Oct 2, 2007

2% of the population feeds the rest (NOT that easy)

Industrial farming -- however destructive to the land and our nutrition -- has held out as its main selling point the allure of freedom: Two percent of the population would be able to feed everyone. The rest could do as we pleased. Shiva sees straight through that promise. "Most of those who have moved off of farms are still working in the industry of creating food and bringing it to consumers: as cashiers, truck drivers, even the oil-rig workers who generate the fuels to run the trucks. Those jobs are all necessary to a travel-dependent, highly mechanized food system. And many of those jobs are menial, life-taking work, instead of the life-giving work of farming on the land.

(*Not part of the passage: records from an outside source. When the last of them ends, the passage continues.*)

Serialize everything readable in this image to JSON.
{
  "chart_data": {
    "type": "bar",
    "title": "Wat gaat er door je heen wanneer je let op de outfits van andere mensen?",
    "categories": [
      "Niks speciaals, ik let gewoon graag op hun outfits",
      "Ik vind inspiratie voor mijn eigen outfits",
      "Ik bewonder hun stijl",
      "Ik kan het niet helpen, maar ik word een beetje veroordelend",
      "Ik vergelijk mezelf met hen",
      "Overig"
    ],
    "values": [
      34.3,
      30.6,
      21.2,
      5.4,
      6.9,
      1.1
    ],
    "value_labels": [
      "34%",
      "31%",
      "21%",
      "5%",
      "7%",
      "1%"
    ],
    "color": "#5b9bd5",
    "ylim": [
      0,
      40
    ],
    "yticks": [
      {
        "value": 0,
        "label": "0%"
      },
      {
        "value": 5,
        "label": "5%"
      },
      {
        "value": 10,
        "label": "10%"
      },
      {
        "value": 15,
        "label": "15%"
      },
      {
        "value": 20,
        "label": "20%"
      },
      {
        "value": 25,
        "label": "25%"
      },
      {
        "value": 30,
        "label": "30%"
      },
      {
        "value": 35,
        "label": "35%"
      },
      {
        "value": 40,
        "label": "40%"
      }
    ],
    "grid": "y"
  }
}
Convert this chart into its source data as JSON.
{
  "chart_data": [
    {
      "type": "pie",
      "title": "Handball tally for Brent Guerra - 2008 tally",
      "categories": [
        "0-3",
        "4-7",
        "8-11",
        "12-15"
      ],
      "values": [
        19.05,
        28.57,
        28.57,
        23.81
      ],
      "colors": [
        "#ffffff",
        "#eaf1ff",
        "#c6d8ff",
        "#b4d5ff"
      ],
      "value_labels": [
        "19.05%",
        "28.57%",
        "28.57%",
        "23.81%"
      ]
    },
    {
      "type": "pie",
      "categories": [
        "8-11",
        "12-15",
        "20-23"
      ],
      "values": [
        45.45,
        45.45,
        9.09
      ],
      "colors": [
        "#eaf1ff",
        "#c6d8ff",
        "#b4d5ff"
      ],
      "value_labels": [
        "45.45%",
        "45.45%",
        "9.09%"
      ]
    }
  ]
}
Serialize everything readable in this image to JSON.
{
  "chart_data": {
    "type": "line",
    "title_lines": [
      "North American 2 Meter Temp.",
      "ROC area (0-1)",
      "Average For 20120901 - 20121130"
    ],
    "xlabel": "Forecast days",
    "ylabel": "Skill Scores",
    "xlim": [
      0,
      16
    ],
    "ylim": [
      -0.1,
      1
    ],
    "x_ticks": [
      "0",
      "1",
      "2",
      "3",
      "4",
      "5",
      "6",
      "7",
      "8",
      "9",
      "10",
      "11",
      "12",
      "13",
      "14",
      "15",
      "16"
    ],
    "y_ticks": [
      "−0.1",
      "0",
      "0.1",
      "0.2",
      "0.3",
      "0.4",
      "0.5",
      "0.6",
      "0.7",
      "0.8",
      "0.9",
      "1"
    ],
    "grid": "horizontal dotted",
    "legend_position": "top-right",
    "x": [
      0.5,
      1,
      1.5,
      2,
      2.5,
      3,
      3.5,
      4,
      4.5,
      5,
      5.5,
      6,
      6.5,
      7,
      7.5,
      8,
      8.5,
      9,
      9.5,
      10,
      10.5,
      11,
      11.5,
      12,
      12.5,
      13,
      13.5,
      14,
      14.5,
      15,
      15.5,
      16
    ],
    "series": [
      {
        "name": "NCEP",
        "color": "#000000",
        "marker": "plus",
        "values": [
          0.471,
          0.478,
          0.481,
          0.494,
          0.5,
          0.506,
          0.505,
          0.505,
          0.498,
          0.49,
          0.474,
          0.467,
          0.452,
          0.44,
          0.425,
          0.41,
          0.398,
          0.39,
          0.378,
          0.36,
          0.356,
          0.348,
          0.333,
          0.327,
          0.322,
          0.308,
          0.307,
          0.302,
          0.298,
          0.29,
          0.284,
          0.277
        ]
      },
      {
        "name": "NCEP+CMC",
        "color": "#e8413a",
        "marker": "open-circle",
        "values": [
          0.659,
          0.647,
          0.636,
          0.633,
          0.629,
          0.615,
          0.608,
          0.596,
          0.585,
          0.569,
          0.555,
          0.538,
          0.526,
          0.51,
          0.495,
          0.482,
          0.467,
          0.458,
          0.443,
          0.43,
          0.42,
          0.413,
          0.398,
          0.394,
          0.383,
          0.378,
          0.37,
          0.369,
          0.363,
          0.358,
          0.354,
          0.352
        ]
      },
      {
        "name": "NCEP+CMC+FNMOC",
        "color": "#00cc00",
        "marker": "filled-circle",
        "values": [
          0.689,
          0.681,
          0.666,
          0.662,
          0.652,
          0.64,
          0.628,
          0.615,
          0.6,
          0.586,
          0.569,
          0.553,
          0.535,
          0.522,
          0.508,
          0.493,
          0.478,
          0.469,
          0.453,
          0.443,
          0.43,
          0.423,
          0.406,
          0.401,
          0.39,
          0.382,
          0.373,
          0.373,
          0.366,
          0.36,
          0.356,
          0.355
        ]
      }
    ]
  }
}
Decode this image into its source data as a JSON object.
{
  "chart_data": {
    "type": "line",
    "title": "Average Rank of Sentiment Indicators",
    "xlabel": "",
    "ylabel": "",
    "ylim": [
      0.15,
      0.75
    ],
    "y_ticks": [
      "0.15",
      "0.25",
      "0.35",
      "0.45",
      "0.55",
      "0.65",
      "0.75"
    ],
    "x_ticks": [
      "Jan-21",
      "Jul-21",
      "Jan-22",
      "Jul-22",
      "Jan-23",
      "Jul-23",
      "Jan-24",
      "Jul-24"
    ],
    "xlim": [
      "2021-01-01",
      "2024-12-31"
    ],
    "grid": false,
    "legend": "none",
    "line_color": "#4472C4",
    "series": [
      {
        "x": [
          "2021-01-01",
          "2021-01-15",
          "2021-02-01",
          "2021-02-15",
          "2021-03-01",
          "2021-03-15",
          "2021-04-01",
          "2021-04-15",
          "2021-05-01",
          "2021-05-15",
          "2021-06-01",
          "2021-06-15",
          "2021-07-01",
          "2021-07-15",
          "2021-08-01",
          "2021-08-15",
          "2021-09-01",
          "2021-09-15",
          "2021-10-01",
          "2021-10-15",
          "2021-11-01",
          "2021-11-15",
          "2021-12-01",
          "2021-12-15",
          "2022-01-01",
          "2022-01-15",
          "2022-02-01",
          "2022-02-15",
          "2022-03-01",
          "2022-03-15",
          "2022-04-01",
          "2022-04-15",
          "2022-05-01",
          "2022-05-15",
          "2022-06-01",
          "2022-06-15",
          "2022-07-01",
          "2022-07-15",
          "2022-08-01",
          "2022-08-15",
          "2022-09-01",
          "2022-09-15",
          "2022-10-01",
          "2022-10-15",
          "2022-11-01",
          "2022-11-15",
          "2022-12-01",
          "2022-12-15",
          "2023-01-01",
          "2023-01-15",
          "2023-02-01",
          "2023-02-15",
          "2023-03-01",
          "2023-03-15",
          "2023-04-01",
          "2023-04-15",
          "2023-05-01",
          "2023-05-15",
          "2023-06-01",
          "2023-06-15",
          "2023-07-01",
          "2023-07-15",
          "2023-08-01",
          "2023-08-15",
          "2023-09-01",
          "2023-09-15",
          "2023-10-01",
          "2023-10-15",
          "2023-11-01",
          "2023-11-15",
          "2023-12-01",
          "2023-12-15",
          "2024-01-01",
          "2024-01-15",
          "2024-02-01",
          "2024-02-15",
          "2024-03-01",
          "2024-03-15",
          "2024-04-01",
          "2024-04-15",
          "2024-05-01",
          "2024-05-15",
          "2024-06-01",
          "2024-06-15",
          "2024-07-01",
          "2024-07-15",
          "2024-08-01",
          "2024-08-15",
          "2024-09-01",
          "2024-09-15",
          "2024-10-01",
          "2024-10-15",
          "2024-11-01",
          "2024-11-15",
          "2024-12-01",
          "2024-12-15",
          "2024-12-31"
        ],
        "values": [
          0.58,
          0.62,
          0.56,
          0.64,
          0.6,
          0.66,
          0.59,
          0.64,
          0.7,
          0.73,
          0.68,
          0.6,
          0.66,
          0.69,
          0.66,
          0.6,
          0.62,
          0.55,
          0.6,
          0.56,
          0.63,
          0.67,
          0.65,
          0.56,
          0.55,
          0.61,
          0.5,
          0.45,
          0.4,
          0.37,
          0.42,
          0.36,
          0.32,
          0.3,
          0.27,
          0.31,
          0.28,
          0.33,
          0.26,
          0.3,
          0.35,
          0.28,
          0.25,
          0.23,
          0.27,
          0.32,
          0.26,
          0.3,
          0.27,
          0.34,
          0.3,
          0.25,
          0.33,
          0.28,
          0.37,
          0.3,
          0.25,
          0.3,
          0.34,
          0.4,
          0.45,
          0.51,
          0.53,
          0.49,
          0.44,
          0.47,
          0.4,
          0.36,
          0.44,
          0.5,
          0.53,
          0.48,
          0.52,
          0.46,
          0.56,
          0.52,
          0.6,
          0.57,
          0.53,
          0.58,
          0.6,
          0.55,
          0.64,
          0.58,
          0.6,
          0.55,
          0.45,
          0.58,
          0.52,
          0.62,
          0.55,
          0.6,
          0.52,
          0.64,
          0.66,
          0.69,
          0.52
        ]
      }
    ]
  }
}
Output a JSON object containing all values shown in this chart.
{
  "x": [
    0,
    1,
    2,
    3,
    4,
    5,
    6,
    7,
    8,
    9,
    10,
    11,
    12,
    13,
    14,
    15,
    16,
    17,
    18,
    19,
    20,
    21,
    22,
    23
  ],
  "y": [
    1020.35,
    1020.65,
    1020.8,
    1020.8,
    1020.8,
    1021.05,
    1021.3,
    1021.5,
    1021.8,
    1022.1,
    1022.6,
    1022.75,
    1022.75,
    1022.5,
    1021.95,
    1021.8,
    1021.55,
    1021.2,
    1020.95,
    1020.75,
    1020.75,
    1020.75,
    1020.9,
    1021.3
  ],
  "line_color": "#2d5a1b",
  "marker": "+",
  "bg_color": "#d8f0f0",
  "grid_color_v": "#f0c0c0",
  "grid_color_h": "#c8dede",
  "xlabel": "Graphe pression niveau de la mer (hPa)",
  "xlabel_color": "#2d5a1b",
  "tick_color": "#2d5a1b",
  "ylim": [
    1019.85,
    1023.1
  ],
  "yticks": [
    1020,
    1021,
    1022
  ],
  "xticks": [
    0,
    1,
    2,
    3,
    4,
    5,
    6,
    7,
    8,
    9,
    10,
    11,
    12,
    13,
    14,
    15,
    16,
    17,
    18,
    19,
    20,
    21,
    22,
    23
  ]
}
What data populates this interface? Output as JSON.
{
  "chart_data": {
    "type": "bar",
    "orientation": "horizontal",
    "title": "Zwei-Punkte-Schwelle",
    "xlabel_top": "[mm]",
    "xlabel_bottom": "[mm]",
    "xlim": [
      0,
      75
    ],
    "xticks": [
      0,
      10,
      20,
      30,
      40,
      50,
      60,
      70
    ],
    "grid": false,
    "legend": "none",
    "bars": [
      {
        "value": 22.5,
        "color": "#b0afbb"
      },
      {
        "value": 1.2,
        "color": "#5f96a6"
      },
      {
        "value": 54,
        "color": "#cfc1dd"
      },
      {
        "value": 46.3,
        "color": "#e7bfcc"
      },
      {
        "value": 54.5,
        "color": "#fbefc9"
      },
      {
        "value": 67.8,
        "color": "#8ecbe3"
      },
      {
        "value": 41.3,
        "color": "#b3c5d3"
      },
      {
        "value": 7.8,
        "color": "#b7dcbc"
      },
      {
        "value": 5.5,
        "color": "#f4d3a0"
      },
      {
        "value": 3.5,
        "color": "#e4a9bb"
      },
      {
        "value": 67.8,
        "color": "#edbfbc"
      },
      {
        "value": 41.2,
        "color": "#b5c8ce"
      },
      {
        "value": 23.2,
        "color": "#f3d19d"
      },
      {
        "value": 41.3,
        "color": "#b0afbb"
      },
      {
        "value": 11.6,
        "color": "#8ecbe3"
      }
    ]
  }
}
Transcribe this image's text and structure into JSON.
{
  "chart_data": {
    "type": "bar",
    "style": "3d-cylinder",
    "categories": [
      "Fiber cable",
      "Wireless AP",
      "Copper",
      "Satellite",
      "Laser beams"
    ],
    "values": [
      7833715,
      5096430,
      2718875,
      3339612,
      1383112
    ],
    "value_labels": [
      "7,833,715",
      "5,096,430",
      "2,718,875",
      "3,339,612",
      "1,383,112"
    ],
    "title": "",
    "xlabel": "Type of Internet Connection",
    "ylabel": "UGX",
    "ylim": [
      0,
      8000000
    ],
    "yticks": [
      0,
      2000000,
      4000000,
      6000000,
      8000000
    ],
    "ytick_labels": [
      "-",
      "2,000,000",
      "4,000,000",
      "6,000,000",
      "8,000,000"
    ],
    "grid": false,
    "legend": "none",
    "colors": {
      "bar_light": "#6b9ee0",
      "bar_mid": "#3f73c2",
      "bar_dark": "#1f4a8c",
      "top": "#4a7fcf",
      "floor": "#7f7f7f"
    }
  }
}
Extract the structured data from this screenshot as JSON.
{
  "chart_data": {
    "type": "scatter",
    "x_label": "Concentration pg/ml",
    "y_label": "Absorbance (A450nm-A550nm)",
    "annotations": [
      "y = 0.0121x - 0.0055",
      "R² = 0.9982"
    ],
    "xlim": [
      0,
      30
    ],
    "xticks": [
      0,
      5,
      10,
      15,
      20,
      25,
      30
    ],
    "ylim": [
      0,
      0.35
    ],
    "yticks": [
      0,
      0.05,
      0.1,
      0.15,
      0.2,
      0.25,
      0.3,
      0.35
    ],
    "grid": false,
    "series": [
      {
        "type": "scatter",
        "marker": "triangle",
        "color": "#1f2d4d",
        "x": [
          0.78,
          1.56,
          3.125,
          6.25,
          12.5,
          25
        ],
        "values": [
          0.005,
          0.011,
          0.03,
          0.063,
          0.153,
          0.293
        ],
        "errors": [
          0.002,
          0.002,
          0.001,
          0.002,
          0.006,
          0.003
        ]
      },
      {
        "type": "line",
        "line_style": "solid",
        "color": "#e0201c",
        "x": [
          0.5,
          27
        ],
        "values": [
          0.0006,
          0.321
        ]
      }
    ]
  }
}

The analyses we have done show that no matter what, whether the system is highly technological or much more simple, about 50 to 60 percent of a population has to be involved in the work of feeding that population. Industrial agriculture did not 'save' anyone from that work, it only shifted people into other forms of food service."
 
Traditional farming retains soil structure, but intensive modern agriculture does not: Since the 1970s, while global grain production has tripled, an estimated 30 percent of the world's farmland has become too damaged to use. Also shrinking are the fossil fuel reserves for a system that requires petroleum to run the farm machines, serve as the chemical base of fertilizers, fuel the milling and processing plants and drive the food to widely dispersed consumers. Shiva puts it this way: "The new modified crops brought to us by the Green Revolution were described as 'green oil of the future.' Ironically, that has turned out to be correct in a way, as the Green Revolution makes a renewable resource -- food -- into a nonrenewable one, just like petroleum."